Dass viele Webseiten eine kurze Lebenszeit haben ist schon lange bekannt.
Man sprach einmal von einer Halbwertszeit von ein paar Monaten.
Die hier genannte Studie bestätigt das. Man muss aber wissen, dass
sowohl Private und von Medienhäuser intern viel gespeichert
haben, um Material bei Bedarf wieder hervornehmen zu können.
Facebook zum Beispiel behält auch gelöschte Facebookseiten intern noch auf.
Wenn Videos auf Youtube verschwinden, heisst das nicht, dass das Video weg ist.

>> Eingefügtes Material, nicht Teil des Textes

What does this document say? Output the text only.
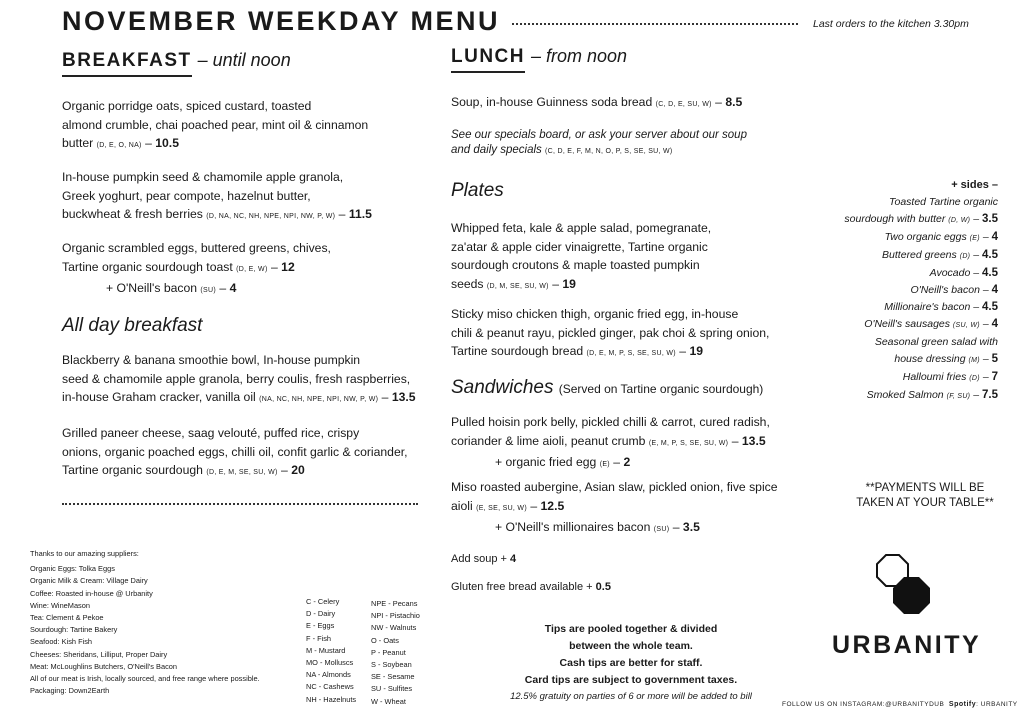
NOVEMBER WEEKDAY MENU	Last orders to the kitchen 3.30pm
BREAKFAST – until noon
Organic porridge oats, spiced custard, toasted
almond crumble, chai poached pear, mint oil & cinnamon
butter (D, E, O, NA) – 10.5
In-house pumpkin seed & chamomile apple granola,
Greek yoghurt, pear compote, hazelnut butter,
buckwheat & fresh berries (D, NA, NC, NH, NPE, NPI, NW, P, W) – 11.5
Organic scrambled eggs, buttered greens, chives,
Tartine organic sourdough toast (D, E, W) – 12
+ O'Neill's bacon (SU) – 4
All day breakfast
Blackberry & banana smoothie bowl, In-house pumpkin
seed & chamomile apple granola, berry coulis, fresh raspberries,
in-house Graham cracker, vanilla oil (NA, NC, NH, NPE, NPI, NW, P, W) – 13.5
Grilled paneer cheese, saag velouté, puffed rice, crispy
onions, organic poached eggs, chilli oil, confit garlic & coriander,
Tartine organic sourdough (D, E, M, SE, SU, W) – 20
LUNCH – from noon
Soup, in-house Guinness soda bread (C, D, E, SU, W) – 8.5
See our specials board, or ask your server about our soup
and daily specials (C, D, E, F, M, N, O, P, S, SE, SU, W)
Plates
Whipped feta, kale & apple salad, pomegranate,
za'atar & apple cider vinaigrette, Tartine organic
sourdough croutons & maple toasted pumpkin
seeds (D, M, SE, SU, W) – 19
Sticky miso chicken thigh, organic fried egg, in-house
chili & peanut rayu, pickled ginger, pak choi & spring onion,
Tartine sourdough bread (D, E, M, P, S, SE, SU, W) – 19
Sandwiches (Served on Tartine organic sourdough)
Pulled hoisin pork belly, pickled chilli & carrot, cured radish,
coriander & lime aioli, peanut crumb (E, M, P, S, SE, SU, W) – 13.5
+ organic fried egg (E) – 2
Miso roasted aubergine, Asian slaw, pickled onion, five spice
aioli (E, SE, SU, W) – 12.5
+ O'Neill's millionaires bacon (SU) – 3.5
Add soup + 4
Gluten free bread available + 0.5
+ sides –
Toasted Tartine organic
sourdough with butter (D, W) – 3.5
Two organic eggs (E) – 4
Buttered greens (D) – 4.5
Avocado – 4.5
O'Neill's bacon – 4
Millionaire's bacon – 4.5
O'Neill's sausages (SU, W) – 4
Seasonal green salad with
house dressing (M) – 5
Halloumi fries (D) – 7
Smoked Salmon (F, SU) – 7.5
**PAYMENTS WILL BE
TAKEN AT YOUR TABLE**
Thanks to our amazing suppliers:
Organic Eggs: Tolka Eggs
Organic Milk & Cream: Village Dairy
Coffee: Roasted in-house @ Urbanity
Wine: WineMason
Tea: Clement & Pekoe
Sourdough: Tartine Bakery
Seafood: Kish Fish
Cheeses: Sheridans, Lilliput, Proper Dairy
Meat: McLoughlins Butchers, O'Neill's Bacon
All of our meat is Irish, locally sourced, and free range where possible.
Packaging: Down2Earth
C - Celery
D - Dairy
E - Eggs
F - Fish
M - Mustard
MO - Molluscs
NA - Almonds
NC - Cashews
NH - Hazelnuts
NPE - Pecans
NPI - Pistachio
NW - Walnuts
O - Oats
P - Peanut
S - Soybean
SE - Sesame
SU - Sulfites
W - Wheat
Tips are pooled together & divided
between the whole team.
Cash tips are better for staff.
Card tips are subject to government taxes.
12.5% gratuity on parties of 6 or more will be added to bill
URBANITY
FOLLOW US ON INSTAGRAM:@URBANITYDUB Spotify: URBANITY
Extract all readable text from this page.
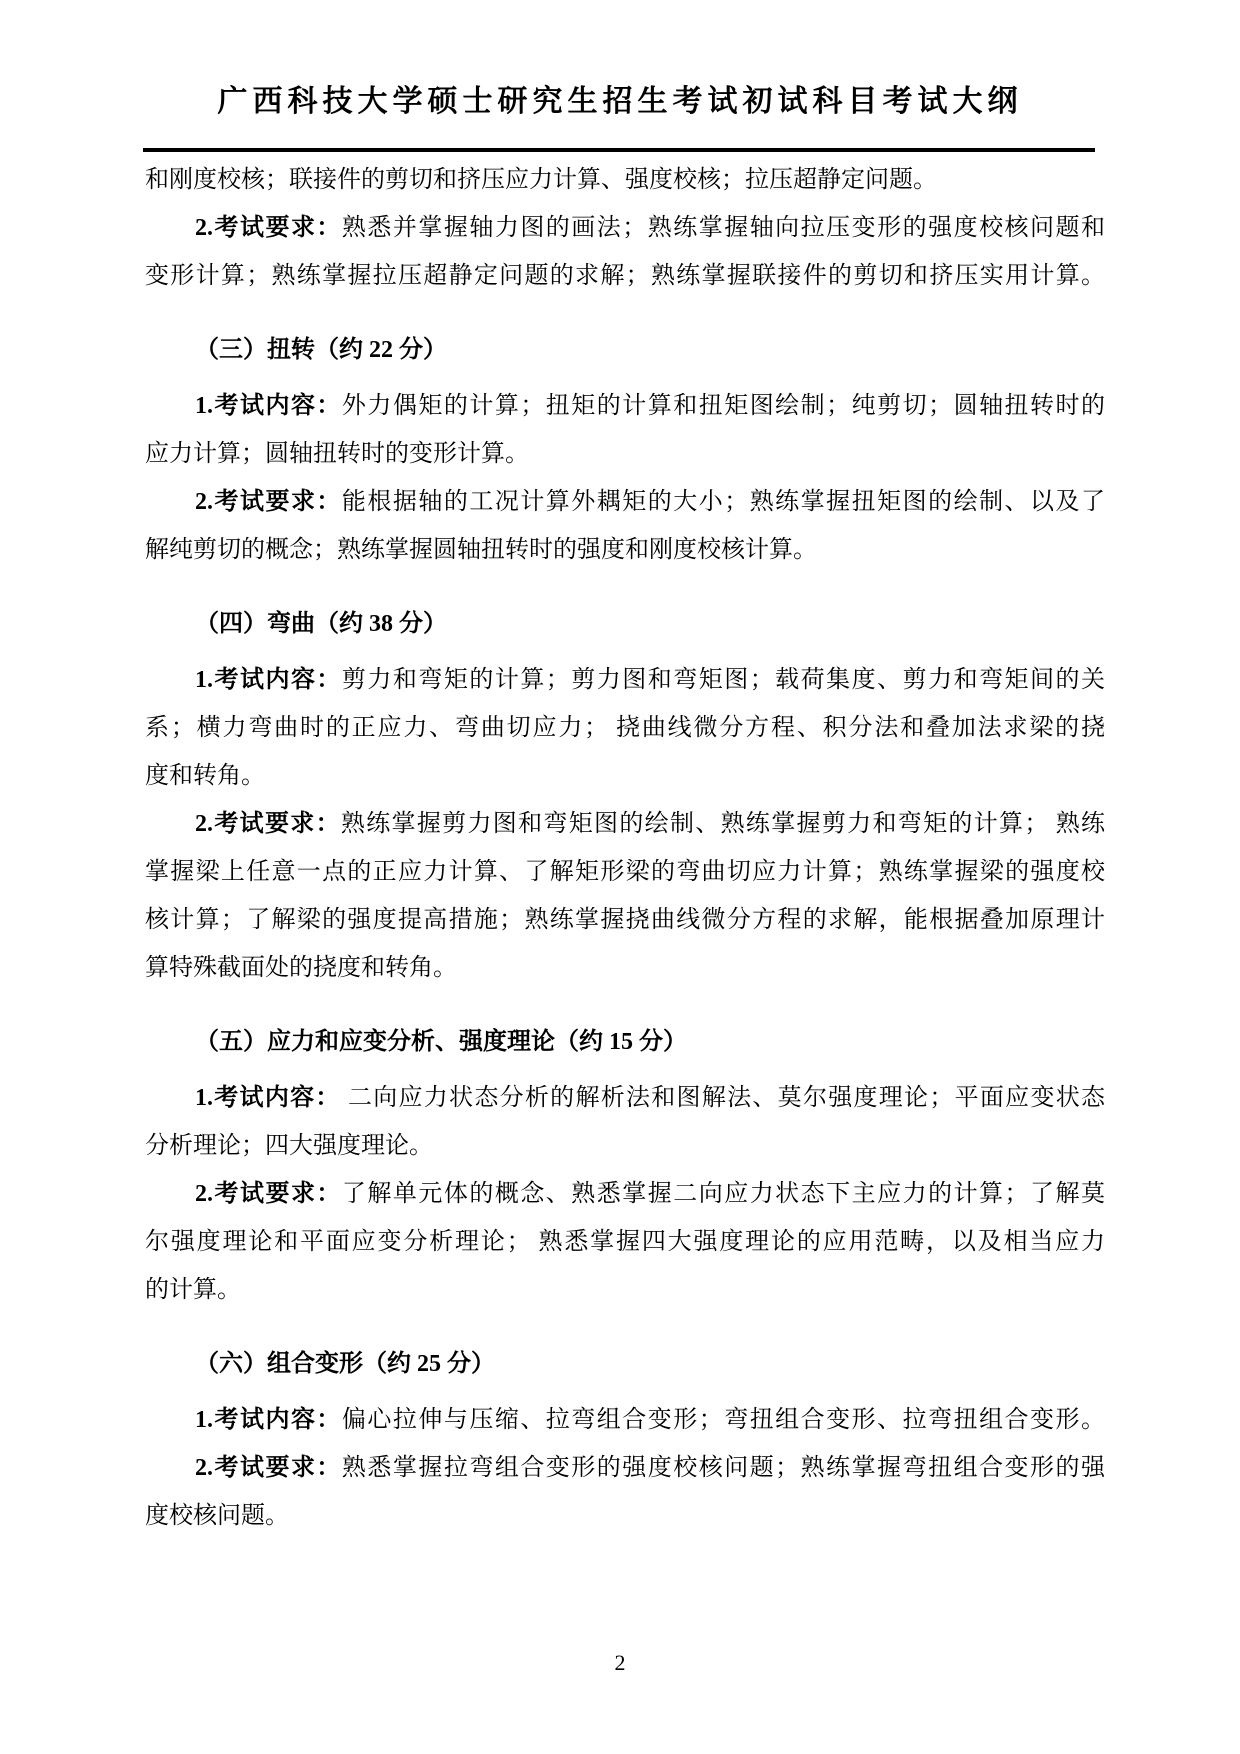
广西科技大学硕士研究生招生考试初试科目考试大纲
和刚度校核；联接件的剪切和挤压应力计算、强度校核；拉压超静定问题。
2.考试要求：熟悉并掌握轴力图的画法；熟练掌握轴向拉压变形的强度校核问题和
变形计算；熟练掌握拉压超静定问题的求解；熟练掌握联接件的剪切和挤压实用计算。
（三）扭转（约 22 分）
1.考试内容：外力偶矩的计算；扭矩的计算和扭矩图绘制；纯剪切；圆轴扭转时的
应力计算；圆轴扭转时的变形计算。
2.考试要求：能根据轴的工况计算外耦矩的大小；熟练掌握扭矩图的绘制、以及了
解纯剪切的概念；熟练掌握圆轴扭转时的强度和刚度校核计算。
（四）弯曲（约 38 分）
1.考试内容：剪力和弯矩的计算；剪力图和弯矩图；载荷集度、剪力和弯矩间的关
系；横力弯曲时的正应力、弯曲切应力； 挠曲线微分方程、积分法和叠加法求梁的挠
度和转角。
2.考试要求：熟练掌握剪力图和弯矩图的绘制、熟练掌握剪力和弯矩的计算； 熟练
掌握梁上任意一点的正应力计算、了解矩形梁的弯曲切应力计算；熟练掌握梁的强度校
核计算；了解梁的强度提高措施；熟练掌握挠曲线微分方程的求解，能根据叠加原理计
算特殊截面处的挠度和转角。
（五）应力和应变分析、强度理论（约 15 分）
1.考试内容： 二向应力状态分析的解析法和图解法、莫尔强度理论；平面应变状态
分析理论；四大强度理论。
2.考试要求：了解单元体的概念、熟悉掌握二向应力状态下主应力的计算；了解莫
尔强度理论和平面应变分析理论； 熟悉掌握四大强度理论的应用范畴，以及相当应力
的计算。
（六）组合变形（约 25 分）
1.考试内容：偏心拉伸与压缩、拉弯组合变形；弯扭组合变形、拉弯扭组合变形。
2.考试要求：熟悉掌握拉弯组合变形的强度校核问题；熟练掌握弯扭组合变形的强
度校核问题。
2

Ein von einer Webseite
weggenommenes Bild ist noch nicht verschwunden.
Suchmaschienen wie Google könnte noch Kopien behalten. Ungezählte User
auf der ganzen Welt könnten sich das Video auf den eigenen Computer gespeichert
haben. (Wir behalten auf rhetorik.ch Kopien von zitierten Artikeln,
und Kopien von relevanten Bildern und Videos, und haben das nicht online).
Auch passiert es oft, dass online Zeitungen alte Artikel in eine
Datenbank werfen und die Artikel dem Publikum nicht mehr zeigen.
Die Information ist aber immer noch da.
Wir dürfen also trotzdem auch heute noch annehmen,
dass die
Netzumgebung ein langes Gedächtnis hat.
Spiegel:
Studie zur Web-Haltbarkeit, Das Netz vergisst schnell, Von Konrad Lischka
Das Internet vergisst nie? Von wegen. Das Web ist ein extrem
flüchtiges Medium - binnen zweieinhalb Jahren ist ein Viertel
der wichtigen Online-Quellen zum Arabischen Frühling, dem
Schweinegrippe-Ausbruch und Michael Jacksons Tod wieder verschwunden.
Info
Wenn Historiker in 30 Jahren versuchen sollten, die Reaktion auf den
Arabischen Frühling im Web zu analysieren, werden sie vor einem
Problem stehen: Viele Quellen im Web dürften verschwunden sein. Das
Internet vergisst eben doch, und zwar erstaunlich schnell. Einer Studie
der US-Informatiker Hany M. SalahEldeen und Michael L. Nelson von der
Old Dominion University zufolge ist heute bereits ein Viertel der 2009 in
ausgewählten Tweets verlinkten Quellen zum Aufstand in Ägypten
nicht mehr abrufbar.
Die Wissenschaftler haben mehr als 11.000 Links in Tweets zu
sechs Grossereignissen der Jahre 2009 bis 2012 untersucht. Ihr Ergebnis:
Mitte 2012 war gut ein Viertel der 2009 in den ausgewählten Tweets
verlinkten Quellen ist nicht mehr abrufbar. Immerhin sieben Prozent
der im März 2012 auf Twitter empfohlenen und verlinkten Quellen
war nicht mehr erreichbar. Es geht dabei um Videos bei YouTube, Fotos
bei Twitpic und Yfrog, Artikel in US-Medien und Blog-Einträge auf
Wordpress.com - allesamt zeitgeschichtliche Dokumente, zum Teil wohl
auch Primärquellen, wie zum Beispiel Videos aus Ägypten.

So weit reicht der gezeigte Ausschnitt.